I dare you to go over to the research department and tell those “biologists” that they are not scientists because what they are working on does not apply a scientific solution to a problem.
It if weren't for psychology, those scientists wouldn't know what they were trying to scientifically “fix.”
All that said, as an engineer, I understand the position of the snobby scientists. Much the way there are no absolute baselines in “climatology,” much of what is studied as normal and abnormal is in varying degrees subjective.
Deciding who is and who is not “depressed” enough to need such is subjective and (so far) not scientifically determined.
As one in four women in America are currently on mental health drugs - either throughout history 25% of women were CRAZY - or the diagnosis is a bit fast and loose - and self serving.
A monthly counseling session serves the psychologist who diagnoses the depression, and depression has gone from a normal thing that should be temporary to a lifelong condition seems to necessitate life long medical intervention.
I work for a pharma company also.
The Behaviorist school at least tries to quantify behavior in statistical terms, thereby rendering "normal" as an objective value.

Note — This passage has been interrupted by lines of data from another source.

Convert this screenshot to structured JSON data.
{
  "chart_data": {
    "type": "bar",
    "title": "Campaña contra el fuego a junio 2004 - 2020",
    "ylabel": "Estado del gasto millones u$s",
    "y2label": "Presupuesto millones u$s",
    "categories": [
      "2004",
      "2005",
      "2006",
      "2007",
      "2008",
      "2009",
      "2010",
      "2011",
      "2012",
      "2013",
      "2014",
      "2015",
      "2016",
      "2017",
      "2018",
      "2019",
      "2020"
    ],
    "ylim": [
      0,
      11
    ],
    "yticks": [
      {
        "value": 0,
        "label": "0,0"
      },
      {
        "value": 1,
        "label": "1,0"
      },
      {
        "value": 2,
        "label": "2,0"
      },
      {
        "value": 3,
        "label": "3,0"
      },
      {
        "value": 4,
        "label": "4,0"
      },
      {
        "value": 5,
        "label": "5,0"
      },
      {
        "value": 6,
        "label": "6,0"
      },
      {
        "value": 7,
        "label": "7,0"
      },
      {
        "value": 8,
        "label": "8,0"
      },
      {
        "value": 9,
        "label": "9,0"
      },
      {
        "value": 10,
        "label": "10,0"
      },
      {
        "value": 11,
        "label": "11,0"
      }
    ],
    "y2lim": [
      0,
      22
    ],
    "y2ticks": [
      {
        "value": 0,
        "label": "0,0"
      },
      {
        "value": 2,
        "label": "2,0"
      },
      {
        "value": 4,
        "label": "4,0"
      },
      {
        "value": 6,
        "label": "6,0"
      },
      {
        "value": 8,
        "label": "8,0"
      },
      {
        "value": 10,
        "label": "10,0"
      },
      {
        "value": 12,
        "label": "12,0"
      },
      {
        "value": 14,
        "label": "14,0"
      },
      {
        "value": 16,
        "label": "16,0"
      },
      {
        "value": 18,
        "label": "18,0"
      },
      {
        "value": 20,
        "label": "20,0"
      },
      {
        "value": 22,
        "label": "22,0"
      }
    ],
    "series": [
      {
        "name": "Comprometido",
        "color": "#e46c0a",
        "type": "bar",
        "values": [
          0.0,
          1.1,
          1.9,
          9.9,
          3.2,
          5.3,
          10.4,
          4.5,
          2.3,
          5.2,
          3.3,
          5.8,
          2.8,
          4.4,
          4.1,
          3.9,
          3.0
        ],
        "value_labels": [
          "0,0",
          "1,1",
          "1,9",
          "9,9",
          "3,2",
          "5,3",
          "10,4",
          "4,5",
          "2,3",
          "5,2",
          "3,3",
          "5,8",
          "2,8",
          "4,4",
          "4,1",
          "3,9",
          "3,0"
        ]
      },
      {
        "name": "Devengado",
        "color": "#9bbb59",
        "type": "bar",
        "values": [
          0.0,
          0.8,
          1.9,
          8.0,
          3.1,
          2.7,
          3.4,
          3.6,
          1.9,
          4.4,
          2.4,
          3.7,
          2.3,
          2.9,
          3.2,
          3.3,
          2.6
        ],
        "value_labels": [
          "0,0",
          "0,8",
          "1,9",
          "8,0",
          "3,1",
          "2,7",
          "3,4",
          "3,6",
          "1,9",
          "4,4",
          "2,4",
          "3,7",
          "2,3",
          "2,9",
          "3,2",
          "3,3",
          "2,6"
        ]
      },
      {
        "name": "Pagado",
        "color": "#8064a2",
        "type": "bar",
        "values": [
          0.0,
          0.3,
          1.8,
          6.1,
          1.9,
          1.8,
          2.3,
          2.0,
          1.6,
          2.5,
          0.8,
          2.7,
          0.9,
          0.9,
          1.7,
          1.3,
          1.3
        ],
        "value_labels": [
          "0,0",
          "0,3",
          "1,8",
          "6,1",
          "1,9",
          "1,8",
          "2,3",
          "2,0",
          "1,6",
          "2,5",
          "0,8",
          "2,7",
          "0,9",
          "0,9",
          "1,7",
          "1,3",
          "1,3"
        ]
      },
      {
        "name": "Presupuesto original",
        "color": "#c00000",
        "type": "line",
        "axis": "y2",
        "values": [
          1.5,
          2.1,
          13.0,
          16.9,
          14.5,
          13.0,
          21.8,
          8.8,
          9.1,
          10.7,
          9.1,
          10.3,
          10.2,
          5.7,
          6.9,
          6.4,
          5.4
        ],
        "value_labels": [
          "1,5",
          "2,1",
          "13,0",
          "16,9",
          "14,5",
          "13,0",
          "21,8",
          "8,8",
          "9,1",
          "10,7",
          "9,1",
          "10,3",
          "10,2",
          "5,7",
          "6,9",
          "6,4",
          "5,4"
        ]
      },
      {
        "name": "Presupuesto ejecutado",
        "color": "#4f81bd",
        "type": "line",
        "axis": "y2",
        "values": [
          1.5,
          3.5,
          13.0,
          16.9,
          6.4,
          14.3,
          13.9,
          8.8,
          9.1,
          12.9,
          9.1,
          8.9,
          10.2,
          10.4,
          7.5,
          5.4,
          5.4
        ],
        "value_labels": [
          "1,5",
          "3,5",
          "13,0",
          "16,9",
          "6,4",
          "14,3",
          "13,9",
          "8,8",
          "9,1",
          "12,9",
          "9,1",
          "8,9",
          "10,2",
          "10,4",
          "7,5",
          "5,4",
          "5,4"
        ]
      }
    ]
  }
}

The danger there is that in doing so, they reduce their patients to little more than statistical abstractions -- dehumanized standard deviations or analyses of variance.
So while psychology isn't the "hard" science that math is, it can be described scientifically, if that evolves to the patient's benefit. However, I doubt that it does.
It if weren’t for psychology, those scientists wouldn’t know what they were trying to scientifically fix.
You are describing biochemistry which can have a psychologically measurable result. Even so, most of the drugs perform little better than placebos in the scientific studies.